Nos parents nous blessent avant de mourir, My Seddik Rabbaj, Le serpent à plumes, 2018.....

Une jeune femme, à Marrakech, à peine trentenaire, divorcée, après des recherches, apprend que beaucoup des femmes de sa famille ont eu des vies maritales difficiles : divorcées, seules ou veuves. C'est la vie de Habiba, sa grand-mère, née dans les années 50, qu'elle va raconter à son frère et à sa sœur. 

Habiba, à l'aube de sa vie d'adulte tombe amoureuse de Taoufik, mais la tradition et la volonté du père de la jeune fille vont la détourner du jeune homme et la marier de force à un tanneur. Habiba ne se fait pas à cette union et se rebelle.

My Seddik Rabbaj est romancier et vit à Marrakech ; j'ai déjà eu le bonheur de le lire dans son superbe roman précédent Le lutteur. Dans ce dernier, il faisait le portrait d'un jeune homme doué pour la lutte, don qui allait le sortir de sa misère. Dans Nos parents nous blessent avant de mourir, le romancier parle des femmes de son pays. Les hommes n'ont pas le beau rôle, usant et abusant de leur droit de décider de la vie de leurs épouses, filles ou sœurs. Dès les premières pages, on sent la différence entre les droits et les devoirs des hommes et des femmes au Maroc en 1950, mais aussi de nos jours. La femme est soumise à son mari et même à la famille d'icelui lorsqu'elle s'installe chez lui. C'est ce qu'apprendra Habiba dès la semaine qui suit son mariage, elle avait été protégée jusque là par une grande sœur et un grand frère aimants. "Son rôle était d'égayer les jours de son homme, d'être la nuit un objet de soulagement et le jour un accessoire de fantaisie qu'on exhibait avec ostentation pour montrer qu'on était important, qu'on était capable d'avoir à ses côtés une jeune et belle femme." (p.84)
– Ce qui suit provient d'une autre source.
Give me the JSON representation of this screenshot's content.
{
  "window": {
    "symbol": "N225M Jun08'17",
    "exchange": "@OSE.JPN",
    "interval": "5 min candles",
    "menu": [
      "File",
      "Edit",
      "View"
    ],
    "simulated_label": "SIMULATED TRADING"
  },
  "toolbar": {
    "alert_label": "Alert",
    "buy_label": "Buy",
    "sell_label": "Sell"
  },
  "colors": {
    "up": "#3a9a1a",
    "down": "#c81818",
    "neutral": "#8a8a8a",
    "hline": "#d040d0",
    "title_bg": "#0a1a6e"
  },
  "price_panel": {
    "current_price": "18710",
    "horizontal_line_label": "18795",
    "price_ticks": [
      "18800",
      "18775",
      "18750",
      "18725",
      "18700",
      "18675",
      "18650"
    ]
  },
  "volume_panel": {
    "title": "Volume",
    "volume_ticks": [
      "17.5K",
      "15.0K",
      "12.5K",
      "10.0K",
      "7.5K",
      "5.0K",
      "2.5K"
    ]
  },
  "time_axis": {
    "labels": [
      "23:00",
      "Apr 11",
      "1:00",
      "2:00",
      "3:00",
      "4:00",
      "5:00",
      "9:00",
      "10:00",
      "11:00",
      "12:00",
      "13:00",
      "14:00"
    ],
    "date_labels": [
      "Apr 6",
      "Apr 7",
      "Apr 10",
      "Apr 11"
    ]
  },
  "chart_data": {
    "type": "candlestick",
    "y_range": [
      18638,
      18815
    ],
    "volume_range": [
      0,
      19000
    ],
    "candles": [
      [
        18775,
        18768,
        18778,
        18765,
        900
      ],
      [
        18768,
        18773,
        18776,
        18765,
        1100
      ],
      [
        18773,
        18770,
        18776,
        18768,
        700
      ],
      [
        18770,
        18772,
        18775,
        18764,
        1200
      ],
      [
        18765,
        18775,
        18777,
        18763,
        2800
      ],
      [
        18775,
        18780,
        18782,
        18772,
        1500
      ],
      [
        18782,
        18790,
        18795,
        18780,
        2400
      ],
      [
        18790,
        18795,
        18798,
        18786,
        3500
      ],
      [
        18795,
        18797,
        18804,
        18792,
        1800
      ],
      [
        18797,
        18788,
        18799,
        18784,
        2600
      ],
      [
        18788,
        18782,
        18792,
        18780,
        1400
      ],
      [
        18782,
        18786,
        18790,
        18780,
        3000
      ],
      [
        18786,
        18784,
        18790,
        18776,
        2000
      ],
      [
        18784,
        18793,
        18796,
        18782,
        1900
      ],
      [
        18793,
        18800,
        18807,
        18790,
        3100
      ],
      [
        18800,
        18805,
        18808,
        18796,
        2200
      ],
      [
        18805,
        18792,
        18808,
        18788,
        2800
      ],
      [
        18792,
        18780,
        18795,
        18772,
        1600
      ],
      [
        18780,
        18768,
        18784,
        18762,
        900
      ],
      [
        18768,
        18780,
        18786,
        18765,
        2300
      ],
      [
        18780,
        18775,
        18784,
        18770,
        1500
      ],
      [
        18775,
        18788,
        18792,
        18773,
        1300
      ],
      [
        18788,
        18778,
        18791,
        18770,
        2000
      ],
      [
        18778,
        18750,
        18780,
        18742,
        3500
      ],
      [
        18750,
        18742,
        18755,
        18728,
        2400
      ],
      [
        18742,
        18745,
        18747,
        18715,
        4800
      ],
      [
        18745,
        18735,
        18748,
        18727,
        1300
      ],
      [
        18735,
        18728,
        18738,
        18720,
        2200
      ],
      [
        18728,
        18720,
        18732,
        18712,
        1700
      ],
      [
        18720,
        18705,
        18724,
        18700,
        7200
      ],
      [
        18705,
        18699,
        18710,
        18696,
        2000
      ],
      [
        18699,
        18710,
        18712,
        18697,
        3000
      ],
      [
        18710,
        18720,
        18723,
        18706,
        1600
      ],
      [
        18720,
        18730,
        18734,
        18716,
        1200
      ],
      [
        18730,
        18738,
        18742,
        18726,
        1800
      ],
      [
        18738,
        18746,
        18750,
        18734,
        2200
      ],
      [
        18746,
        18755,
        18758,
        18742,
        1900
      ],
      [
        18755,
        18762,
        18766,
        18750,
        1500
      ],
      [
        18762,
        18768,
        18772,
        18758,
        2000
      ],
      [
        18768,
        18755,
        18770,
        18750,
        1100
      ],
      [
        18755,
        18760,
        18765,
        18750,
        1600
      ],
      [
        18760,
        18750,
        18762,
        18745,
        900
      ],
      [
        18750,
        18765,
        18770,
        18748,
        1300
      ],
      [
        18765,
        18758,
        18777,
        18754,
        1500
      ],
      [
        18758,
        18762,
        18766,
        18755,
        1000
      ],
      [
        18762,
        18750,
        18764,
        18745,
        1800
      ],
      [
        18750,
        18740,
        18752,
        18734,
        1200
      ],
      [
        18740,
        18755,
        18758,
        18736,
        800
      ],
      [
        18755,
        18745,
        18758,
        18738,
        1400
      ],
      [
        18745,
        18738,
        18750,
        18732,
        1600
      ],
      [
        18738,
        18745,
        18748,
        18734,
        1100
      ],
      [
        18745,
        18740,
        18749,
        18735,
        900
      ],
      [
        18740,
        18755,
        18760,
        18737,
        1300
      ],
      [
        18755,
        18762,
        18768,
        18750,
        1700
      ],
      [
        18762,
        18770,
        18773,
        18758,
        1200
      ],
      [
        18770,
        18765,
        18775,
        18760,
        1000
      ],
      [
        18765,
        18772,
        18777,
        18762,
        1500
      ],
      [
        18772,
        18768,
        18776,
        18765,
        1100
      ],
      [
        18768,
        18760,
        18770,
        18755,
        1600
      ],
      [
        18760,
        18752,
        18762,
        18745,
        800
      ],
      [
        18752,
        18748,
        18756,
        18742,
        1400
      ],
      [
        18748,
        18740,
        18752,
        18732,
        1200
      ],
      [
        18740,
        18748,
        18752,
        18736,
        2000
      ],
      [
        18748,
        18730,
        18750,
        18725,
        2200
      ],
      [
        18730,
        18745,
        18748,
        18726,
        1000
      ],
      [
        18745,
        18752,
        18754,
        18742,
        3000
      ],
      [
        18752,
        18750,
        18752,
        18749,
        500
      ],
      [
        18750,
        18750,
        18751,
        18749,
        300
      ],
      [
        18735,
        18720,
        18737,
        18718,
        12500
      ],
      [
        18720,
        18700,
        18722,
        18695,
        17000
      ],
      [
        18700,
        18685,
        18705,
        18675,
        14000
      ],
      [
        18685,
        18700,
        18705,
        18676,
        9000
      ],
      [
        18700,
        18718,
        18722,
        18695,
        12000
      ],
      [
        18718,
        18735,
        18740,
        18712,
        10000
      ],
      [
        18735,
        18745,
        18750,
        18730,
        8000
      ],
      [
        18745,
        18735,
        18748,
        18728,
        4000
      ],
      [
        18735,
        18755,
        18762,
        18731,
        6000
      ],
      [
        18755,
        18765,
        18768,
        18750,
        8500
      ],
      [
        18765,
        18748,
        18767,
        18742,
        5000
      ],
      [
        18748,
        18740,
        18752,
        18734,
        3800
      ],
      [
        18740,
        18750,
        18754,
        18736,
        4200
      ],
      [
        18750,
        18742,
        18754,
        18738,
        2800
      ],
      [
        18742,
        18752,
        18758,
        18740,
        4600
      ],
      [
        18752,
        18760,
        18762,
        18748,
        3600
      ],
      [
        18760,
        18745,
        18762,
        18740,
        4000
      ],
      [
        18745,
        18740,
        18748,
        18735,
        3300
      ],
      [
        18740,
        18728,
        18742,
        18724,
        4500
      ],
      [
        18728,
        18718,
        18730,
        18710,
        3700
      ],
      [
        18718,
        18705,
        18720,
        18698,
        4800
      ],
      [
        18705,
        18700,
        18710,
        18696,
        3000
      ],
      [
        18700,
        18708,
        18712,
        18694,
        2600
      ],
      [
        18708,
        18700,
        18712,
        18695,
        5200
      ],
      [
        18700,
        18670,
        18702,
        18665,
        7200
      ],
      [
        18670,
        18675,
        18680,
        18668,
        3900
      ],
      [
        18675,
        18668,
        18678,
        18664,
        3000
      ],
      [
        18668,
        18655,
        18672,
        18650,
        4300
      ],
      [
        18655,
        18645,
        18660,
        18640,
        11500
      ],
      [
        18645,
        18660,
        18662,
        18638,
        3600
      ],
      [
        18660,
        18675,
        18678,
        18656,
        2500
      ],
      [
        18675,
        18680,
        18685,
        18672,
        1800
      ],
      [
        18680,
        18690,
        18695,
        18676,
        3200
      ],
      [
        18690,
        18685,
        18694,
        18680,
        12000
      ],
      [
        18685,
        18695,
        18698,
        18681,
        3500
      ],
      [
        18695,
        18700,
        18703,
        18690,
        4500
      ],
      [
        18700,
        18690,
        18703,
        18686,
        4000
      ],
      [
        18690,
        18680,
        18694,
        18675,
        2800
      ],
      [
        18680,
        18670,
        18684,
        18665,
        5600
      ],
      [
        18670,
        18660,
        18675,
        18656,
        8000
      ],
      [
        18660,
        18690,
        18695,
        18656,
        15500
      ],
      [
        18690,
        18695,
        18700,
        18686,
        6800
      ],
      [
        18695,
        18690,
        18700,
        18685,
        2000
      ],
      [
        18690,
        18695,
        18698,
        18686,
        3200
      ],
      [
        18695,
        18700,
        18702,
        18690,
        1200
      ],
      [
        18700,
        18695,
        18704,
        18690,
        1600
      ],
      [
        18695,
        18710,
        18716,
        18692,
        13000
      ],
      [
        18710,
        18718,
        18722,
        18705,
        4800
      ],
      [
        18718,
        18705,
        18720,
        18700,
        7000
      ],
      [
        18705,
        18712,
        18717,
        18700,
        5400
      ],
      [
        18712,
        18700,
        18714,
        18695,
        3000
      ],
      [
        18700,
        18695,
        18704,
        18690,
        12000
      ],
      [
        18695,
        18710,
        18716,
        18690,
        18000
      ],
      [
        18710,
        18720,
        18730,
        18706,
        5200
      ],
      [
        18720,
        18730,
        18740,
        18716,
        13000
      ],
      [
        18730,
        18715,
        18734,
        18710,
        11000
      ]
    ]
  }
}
Malgré cette oppression, les femmes marocaines sont omniprésentes. Ce sont elles qui transmettent. Grâce à elles, les hommes peuvent vivre. En écrivant cela, j'ai la sensation d'enfoncer des portes ouvertes, et puis finalement pas tant  que cela, lorsque j'entends encore autour de moi des femmes se plaindre du manque de participation de leurs conjoints aux tâches ménagères, à l'éducation des enfants... 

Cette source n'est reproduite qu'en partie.